I kept the automatic at my side, pointed at the ground, invisible. Ramirez had already clicked the safety off. From ten steps up I surveyed the station platform. It was a blur, a whirl of shapes and colors. My eyes picked out bits of movement. A boy grabbed his father’s hand. A flash of red turned into a young woman’s scarf. Blue was a book bag, an umbrella. Most of the faces were in profile or turned three-quarters away, gazing down the tunnel for the headlight of the train. Where was he? Racing for the Berkeley Street exit? On a train back to Park Street? Behind a pillar? My breath was coming in starts and stops. The train rumble hammered my ears. My hand shook. I wanted to shoot the bastard, kill him. Shoot bullet after bullet into his dying body, yelling their names, Manuela, Aurelia, Delores, Amalia—

An Arborway–Huntington train lurched into the station. I watched the doors part, spilling new innocents onto the platform. I knew if I saw Clinton, I’d never get a clear shot off. I’d hit some poor kid reaching for his father’s hand.
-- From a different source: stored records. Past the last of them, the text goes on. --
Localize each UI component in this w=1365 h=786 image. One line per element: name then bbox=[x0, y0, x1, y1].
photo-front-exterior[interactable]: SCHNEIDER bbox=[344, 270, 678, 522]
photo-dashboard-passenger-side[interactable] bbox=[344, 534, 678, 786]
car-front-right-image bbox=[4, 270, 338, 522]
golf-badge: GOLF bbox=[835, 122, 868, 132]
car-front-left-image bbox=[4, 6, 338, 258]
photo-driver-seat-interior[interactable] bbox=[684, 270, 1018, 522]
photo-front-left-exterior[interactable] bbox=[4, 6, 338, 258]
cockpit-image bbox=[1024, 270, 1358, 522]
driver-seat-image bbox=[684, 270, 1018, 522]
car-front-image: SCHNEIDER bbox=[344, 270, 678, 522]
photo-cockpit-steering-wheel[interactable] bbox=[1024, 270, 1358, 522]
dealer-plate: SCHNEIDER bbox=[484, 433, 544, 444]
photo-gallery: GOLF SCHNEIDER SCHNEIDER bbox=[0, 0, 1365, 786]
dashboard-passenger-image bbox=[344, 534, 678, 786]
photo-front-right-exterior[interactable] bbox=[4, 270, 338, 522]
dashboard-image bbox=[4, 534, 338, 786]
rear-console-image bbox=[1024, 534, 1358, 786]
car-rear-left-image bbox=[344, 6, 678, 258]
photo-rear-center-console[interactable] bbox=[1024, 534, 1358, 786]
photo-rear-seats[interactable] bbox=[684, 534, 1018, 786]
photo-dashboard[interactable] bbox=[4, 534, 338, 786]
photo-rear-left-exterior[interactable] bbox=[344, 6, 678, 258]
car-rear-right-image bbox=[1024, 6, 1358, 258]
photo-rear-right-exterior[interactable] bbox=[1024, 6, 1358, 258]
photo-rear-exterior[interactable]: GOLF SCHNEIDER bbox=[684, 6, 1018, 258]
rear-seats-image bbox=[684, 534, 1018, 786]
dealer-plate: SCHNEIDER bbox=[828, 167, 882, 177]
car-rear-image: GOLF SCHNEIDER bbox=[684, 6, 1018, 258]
I remembered Ramirez, bleeding on the ground. And the anonymous kid who’d fallen. And Paolina, crouched on the staircase, vulnerable.

I swallowed and shoved the safety on the automatic. My mouth tasted like metal. I crammed the gun in my pocket, turned, and raced back up the stairs, making myself small against the banister, pushing against the crowd every step of the way. The sound of approaching sirens added to the cacophony.

Paolina was where I’d left her, eyes wide and staring. A gray-haired woman was trying to comfort her, but Paolina was deaf to her soothing words. She moaned softly. I knelt in front of her, called her name. Her eyes focused slowly on my face, and then she was in my arms. I picked her up, and it seemed as if she had no weight. She crushed the transmitter into my ribs and the pain felt good.